3: HE CAN BE AROUND SMALL AMOUNTS BUT IF HE ISNT SHAPESHIFTED AND YOU POURED FIVE GALLONS OF LIQUID SILVER DOWN HIS THROAT IT WOULD CERTAINLY HAVE AN EFFECT ON HIM YOU CRETIN

2: I’M THE DUNGEON MASTER AND THIS IS MY CAMPAIGN SO YOURE GOING TO ROLL A D20 SAVE BECAUSE EVERY IDIOT KNOWS SILVER AFFECTS CHANGELINGS.

And so on.  I wish I would have pulled out my phone and recorded it, because it was the funniest damn thing ever.  And it also reminded me why I’m probably not going to rush out and get the Red Box set and start re-learning how to play D&D again.

(Side note: the kid was named Gabriel Koerner, and he’s going on 30 and has done a ton of pro work as a CGI artist in stuff from Lost to Enterprise to Shutter Island, so it looks like things worked out fine for him.)

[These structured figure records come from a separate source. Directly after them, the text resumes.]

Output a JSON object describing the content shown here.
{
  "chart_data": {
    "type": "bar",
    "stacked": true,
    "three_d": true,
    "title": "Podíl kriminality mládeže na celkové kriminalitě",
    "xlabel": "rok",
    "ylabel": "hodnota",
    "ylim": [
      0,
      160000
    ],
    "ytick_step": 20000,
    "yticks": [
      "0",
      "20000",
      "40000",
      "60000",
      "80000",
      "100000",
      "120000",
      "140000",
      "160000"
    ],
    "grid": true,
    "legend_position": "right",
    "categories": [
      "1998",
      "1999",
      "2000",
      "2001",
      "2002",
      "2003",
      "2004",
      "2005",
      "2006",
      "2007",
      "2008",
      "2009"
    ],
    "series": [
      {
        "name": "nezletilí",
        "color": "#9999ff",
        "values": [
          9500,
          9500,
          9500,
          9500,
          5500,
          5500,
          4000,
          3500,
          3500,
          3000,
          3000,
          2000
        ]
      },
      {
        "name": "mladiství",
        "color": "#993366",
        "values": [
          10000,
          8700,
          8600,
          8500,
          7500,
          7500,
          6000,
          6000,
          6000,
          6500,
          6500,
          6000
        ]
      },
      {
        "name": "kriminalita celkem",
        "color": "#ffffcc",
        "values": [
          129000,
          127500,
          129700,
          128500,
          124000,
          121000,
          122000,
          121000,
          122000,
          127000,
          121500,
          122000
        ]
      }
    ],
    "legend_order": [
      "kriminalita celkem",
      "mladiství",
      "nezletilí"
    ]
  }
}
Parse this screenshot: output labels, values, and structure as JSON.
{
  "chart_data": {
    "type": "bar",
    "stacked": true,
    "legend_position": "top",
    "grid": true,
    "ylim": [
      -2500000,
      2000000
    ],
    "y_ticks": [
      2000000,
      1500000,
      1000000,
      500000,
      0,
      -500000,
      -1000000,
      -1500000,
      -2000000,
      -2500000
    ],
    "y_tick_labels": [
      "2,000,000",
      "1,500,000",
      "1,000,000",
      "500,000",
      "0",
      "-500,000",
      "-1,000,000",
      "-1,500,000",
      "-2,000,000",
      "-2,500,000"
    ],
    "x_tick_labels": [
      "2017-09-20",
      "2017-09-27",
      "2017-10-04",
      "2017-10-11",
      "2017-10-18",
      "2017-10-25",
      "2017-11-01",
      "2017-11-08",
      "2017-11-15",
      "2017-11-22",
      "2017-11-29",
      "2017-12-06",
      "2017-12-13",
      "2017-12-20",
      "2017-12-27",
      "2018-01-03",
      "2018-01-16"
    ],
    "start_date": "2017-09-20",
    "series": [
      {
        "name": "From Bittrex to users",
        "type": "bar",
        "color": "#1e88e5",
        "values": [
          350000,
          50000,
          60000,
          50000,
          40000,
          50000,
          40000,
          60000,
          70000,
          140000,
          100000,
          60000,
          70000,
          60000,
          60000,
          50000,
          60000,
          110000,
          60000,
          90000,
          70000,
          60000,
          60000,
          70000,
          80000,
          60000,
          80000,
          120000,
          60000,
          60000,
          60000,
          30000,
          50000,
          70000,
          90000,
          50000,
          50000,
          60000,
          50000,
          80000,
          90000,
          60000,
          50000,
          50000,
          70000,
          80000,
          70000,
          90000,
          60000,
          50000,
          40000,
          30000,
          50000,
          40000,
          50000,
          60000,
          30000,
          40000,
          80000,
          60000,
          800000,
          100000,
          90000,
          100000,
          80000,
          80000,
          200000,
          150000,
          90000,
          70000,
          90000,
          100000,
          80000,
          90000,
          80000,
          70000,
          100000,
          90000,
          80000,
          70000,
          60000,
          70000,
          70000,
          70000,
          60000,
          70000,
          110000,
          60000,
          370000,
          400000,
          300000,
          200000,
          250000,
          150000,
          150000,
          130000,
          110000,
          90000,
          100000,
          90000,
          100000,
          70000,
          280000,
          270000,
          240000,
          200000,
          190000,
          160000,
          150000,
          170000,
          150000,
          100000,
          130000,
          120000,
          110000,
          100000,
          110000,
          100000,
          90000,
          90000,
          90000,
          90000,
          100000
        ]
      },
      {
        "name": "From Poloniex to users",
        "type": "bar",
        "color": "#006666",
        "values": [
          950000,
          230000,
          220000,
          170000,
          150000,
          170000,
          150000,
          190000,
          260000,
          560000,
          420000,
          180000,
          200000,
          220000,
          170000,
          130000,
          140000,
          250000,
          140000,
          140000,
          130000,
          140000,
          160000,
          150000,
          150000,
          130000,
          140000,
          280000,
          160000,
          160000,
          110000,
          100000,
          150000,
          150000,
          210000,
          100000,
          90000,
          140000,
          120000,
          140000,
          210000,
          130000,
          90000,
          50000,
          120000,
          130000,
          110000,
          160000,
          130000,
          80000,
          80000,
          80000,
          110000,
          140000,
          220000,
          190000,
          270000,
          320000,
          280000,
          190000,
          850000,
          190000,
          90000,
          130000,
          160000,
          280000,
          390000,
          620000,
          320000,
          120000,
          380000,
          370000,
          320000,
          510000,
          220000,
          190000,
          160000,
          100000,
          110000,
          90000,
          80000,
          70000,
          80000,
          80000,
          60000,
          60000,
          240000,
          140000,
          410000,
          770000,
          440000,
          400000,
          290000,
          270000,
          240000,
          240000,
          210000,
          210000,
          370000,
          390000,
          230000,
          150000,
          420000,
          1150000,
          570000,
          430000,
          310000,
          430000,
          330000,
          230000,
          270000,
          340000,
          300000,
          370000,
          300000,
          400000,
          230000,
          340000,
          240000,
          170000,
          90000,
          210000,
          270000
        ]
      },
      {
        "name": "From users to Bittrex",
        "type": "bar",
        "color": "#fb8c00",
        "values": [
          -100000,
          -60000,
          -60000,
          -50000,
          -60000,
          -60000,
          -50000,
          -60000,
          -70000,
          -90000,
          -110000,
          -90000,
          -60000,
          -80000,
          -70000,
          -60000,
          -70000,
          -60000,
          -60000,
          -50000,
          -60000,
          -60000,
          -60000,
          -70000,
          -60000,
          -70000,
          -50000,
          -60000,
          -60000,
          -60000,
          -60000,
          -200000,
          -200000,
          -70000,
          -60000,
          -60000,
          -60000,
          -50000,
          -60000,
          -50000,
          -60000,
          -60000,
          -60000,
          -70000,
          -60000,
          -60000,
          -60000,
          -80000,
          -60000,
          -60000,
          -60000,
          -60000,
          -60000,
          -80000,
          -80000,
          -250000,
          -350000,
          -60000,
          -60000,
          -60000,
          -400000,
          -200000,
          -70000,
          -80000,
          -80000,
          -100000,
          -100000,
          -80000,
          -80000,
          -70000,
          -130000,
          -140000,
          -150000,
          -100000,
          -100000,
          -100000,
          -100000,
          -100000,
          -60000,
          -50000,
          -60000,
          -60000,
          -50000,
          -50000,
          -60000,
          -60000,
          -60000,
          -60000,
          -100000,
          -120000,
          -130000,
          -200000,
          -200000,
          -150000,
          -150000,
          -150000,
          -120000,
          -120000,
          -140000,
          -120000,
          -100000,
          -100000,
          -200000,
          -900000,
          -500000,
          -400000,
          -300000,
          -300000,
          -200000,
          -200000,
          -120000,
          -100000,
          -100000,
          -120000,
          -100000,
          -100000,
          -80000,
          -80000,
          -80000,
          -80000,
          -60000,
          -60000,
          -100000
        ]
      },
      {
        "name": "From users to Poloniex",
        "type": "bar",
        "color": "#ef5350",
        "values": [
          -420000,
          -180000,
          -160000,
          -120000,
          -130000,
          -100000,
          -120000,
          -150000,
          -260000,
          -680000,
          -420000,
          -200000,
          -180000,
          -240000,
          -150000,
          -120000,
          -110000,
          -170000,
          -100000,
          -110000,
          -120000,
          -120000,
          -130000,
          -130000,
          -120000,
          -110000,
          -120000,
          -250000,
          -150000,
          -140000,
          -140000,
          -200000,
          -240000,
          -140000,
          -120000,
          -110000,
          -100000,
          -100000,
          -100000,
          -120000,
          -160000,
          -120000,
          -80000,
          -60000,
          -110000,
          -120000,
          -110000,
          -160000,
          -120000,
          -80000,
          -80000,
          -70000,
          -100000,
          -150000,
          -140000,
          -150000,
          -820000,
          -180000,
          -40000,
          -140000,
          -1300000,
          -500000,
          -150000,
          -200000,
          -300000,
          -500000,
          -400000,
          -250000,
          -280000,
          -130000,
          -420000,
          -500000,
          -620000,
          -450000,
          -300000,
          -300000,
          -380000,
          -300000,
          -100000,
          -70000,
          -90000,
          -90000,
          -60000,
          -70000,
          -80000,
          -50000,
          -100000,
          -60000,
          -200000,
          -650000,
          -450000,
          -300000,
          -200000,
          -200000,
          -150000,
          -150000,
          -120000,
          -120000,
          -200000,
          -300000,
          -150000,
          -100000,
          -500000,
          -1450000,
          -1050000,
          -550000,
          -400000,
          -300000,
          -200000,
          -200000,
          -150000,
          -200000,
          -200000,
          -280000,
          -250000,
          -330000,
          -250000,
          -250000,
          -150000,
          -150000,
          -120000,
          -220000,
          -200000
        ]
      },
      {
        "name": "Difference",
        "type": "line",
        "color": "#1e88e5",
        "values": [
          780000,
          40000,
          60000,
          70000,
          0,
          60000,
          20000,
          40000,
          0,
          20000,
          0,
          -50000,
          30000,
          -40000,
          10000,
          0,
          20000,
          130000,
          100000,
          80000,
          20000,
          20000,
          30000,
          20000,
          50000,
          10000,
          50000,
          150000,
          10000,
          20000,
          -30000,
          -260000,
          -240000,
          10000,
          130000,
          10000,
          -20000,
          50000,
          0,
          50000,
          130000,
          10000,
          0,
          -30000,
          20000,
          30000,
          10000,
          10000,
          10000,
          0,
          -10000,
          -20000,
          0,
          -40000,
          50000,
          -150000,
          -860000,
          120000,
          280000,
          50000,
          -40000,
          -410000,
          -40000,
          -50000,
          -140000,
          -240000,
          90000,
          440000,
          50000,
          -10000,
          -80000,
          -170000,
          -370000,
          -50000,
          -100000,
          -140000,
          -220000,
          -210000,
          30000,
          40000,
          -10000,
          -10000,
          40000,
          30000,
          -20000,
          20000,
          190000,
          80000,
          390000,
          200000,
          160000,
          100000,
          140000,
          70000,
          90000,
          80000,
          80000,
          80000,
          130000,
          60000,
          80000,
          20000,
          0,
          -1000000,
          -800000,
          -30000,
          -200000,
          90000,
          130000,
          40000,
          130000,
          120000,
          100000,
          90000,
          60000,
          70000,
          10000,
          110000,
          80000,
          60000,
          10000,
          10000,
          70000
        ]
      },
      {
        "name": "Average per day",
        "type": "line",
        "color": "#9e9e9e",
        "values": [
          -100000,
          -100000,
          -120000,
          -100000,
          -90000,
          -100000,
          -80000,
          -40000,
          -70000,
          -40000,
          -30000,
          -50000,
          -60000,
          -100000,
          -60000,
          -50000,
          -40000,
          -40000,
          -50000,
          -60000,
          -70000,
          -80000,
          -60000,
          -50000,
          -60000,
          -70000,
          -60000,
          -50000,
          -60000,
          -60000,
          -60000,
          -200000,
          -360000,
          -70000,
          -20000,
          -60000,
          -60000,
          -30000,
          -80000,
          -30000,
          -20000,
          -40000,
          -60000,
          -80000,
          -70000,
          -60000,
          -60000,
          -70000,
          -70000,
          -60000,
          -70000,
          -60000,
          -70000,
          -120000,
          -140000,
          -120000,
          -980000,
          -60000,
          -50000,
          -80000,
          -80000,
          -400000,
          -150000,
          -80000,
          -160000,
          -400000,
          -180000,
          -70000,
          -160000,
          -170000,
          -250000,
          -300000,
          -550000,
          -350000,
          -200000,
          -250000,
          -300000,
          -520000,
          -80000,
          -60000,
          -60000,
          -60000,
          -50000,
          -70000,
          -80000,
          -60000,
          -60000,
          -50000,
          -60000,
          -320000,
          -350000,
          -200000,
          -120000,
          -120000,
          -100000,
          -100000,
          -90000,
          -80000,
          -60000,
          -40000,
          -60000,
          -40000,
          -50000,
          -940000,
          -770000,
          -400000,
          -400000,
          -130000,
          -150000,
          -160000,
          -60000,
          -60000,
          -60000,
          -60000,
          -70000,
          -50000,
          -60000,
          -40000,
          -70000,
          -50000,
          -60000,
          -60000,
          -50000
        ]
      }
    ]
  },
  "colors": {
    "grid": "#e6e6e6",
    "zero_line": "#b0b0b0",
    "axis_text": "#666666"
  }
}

Okay, so here’s the other thing.  There were a ton of cool board games there, and I wouldn’t mind having people over to play board games every now and again.  But it also made me think it would be cool to design some whacked-out board games.  And I spent the whole day thinking “is there some lulu.com-like print-on-demand thing where I can upload my own rules and text and artwork, and have it spit out really cool board games?”

Well, there is: http://www.thegamecrafter.com.  I don’t know how well it works, and the web site is not exactly web 2.0, and a lot of the games on there look cobbled together by 14-year-olds with very little photoshop experience.  But, if I had infinite time, I would sit around and churn out some kick-ass games, like “Abortion Clinic Tycoon,” “Zombieopoly,” and “Crips versus Bloods: the Board Game.”  And I’m almost certain this is how I will waste at least a few days of my time until I realize I can barely draw a stick figure.